The Python script included in this repository contains a couple of classes for the creation of toy text generation models. The first one is an n-gram model implemented from scratch, and the second a Long Short-Term Memory (LSTM) network-based one.
A Jupyter Notebook is included describing the creation and/or training process of the models, as well as the generation of some texts based on a couple of corpora; which are likewise included.
It also includes pre-created/pre-trained models you can use to start generating text right away.
- Process a corpus
- Create n-gram and LSTM-based models for text generation
- Control parameters such as:
- Maximum number of tokens to be generated before halting
- Cutoff for the probability distibution to only consider the top tokens, as creativity control (akin to temperature)

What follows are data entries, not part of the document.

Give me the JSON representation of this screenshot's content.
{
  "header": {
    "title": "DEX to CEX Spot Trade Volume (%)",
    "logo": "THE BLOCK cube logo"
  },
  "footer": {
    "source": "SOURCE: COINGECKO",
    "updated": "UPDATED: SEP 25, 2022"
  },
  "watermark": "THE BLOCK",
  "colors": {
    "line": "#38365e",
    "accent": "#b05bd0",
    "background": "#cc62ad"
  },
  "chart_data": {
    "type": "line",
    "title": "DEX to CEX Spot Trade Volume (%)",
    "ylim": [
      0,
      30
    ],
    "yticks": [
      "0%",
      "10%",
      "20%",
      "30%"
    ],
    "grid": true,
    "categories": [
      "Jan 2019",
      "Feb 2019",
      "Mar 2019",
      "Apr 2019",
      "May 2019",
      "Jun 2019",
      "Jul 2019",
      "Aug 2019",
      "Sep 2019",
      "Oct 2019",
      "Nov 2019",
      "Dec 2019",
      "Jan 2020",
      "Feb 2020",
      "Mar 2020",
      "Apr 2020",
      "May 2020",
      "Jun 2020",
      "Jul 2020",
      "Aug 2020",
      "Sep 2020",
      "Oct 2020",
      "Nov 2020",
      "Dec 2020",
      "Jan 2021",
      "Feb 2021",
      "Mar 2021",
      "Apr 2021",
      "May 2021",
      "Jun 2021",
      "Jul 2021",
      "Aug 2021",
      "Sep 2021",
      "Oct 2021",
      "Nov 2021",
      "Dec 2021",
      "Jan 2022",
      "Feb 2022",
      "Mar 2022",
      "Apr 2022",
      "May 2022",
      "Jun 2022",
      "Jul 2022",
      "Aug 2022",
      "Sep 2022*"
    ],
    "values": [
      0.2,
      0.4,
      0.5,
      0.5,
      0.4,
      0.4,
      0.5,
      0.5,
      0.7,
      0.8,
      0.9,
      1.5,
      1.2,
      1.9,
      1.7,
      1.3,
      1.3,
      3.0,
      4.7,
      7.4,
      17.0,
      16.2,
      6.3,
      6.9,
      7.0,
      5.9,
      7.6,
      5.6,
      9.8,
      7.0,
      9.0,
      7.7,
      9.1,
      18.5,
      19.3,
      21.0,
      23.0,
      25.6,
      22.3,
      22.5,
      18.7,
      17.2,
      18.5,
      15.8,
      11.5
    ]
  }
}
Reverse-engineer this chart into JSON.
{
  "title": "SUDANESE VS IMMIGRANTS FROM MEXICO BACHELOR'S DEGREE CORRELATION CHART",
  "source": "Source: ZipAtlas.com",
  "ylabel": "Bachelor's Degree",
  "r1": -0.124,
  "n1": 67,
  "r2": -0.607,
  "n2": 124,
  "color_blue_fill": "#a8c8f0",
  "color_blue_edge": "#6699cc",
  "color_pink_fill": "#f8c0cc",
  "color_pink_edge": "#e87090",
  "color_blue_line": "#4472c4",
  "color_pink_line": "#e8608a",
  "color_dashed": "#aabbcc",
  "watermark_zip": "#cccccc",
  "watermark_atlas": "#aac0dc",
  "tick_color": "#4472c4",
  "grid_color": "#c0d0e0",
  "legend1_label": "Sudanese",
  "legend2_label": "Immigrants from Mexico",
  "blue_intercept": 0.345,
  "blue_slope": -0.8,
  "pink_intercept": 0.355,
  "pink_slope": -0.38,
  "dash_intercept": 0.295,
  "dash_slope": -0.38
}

- Maximum vovabulary size to control complexity
- Train the the LSTM-based model on the processed corpus
- Model testing using perplexity as a metric
- Text generation
- Saving and loading models
i love the commonwealth - canada , 1 1 march 2 0 0 2 2 is not a year of the diversity that has necessarily kept people apart has , quite simply
(stopped when 30 tokens were generated)i love the commonwealth ' s leaders , as evident in australia last week ; and to share in the ideals of this unique gathering of nations , to celebrate an
(stopped when 30 tokens were generated)where are you father flynn ?” said mr o ’ connor .
the english lady waited in the window .
ireland is german .